One key area lacking in the hemisphere, however is wovens. Particularly synthetics.

“You can find everything you need in this hemisphere, but not necessary at the right price,” Anzovino explained. “But the region is extremely strong on the knit side.”

Also among its strengths, Central America has focused on the value add it offers.

Hebe Schecter, president of Kaltex America, a 20,000-person production enterprise with operations in Mexico, Nicaragua and Colombia, noted that parent company Grupo Kaltex, Mexican-owned, vertically integrated conglomerate, has grown to be a full service textile company that produces acrylic fiber, yarn, fabrics, apparel and home textile products.

“Every time we talk to a customer, we concentrate on the value-added that our approach and the way we operate bring to them,” she said.

For men’s custom shirt company Stantt, a key to the company’s success has been finding the right factory in Honduras to produce the line.

Stantt used thousands of body scans, millions of data points and the latest 3-D modeling software to create its 99 sizes that allows for anyone to find their perfect fit using three simple measurements–chest, waist and sleeve.

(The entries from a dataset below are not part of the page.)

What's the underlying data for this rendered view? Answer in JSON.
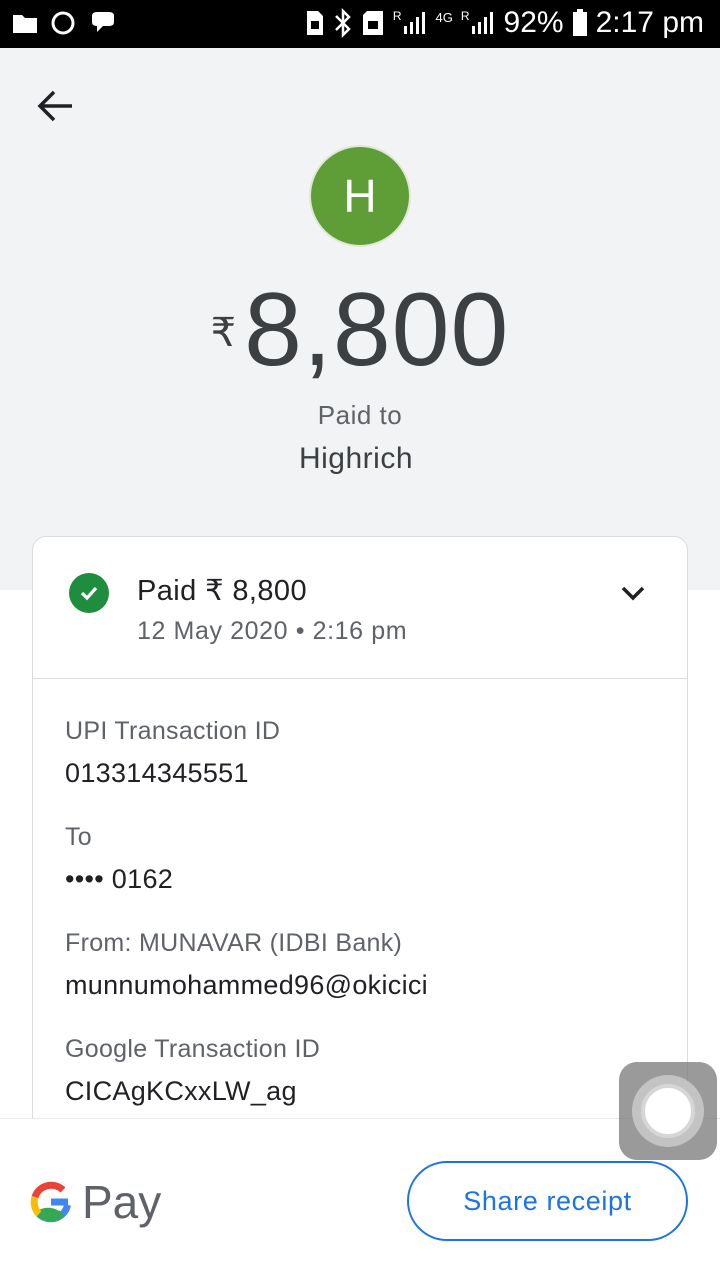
{
  "status_bar": {
    "network_4g": "4G",
    "roaming_1": "R",
    "roaming_2": "R",
    "battery_percent": "92%",
    "time": "2:17 pm",
    "icons": [
      "folder-icon",
      "circle-icon",
      "chat-icon",
      "sim-icon",
      "bluetooth-icon",
      "sd-card-icon",
      "signal-icon",
      "battery-icon"
    ]
  },
  "header": {
    "avatar_initial": "H",
    "avatar_color": "#5f9e37",
    "currency_symbol": "₹",
    "amount": "8,800",
    "paid_to_label": "Paid to",
    "payee_name": "Highrich"
  },
  "summary": {
    "title": "Paid ₹ 8,800",
    "date": "12 May 2020 • 2:16 pm",
    "status_color": "#1e8e3e"
  },
  "details": [
    {
      "label": "UPI Transaction ID",
      "value": "013314345551"
    },
    {
      "label": "To",
      "value": "•••• 0162"
    },
    {
      "label": "From: MUNAVAR (IDBI Bank)",
      "value": "munnumohammed96@okicici"
    },
    {
      "label": "Google Transaction ID",
      "value": "CICAgKCxxLW_ag"
    }
  ],
  "footer": {
    "brand_word": "Pay",
    "share_button": "Share receipt",
    "accent_color": "#1a73e8"
  }
}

The factory uses cutting edge technology and equipment to craft its shirts one at a time. Stantt makes and delivers the shirts in seven days, selling its product through e-commerce and specialty retailers like Nordstrom and Mitchell’s.

“By eliminating the waste of excess inventories and errors, we are able to use the highest quality materials and make them at a great value,” Matt Hornbuckle, Stantt co-founder and CEO said.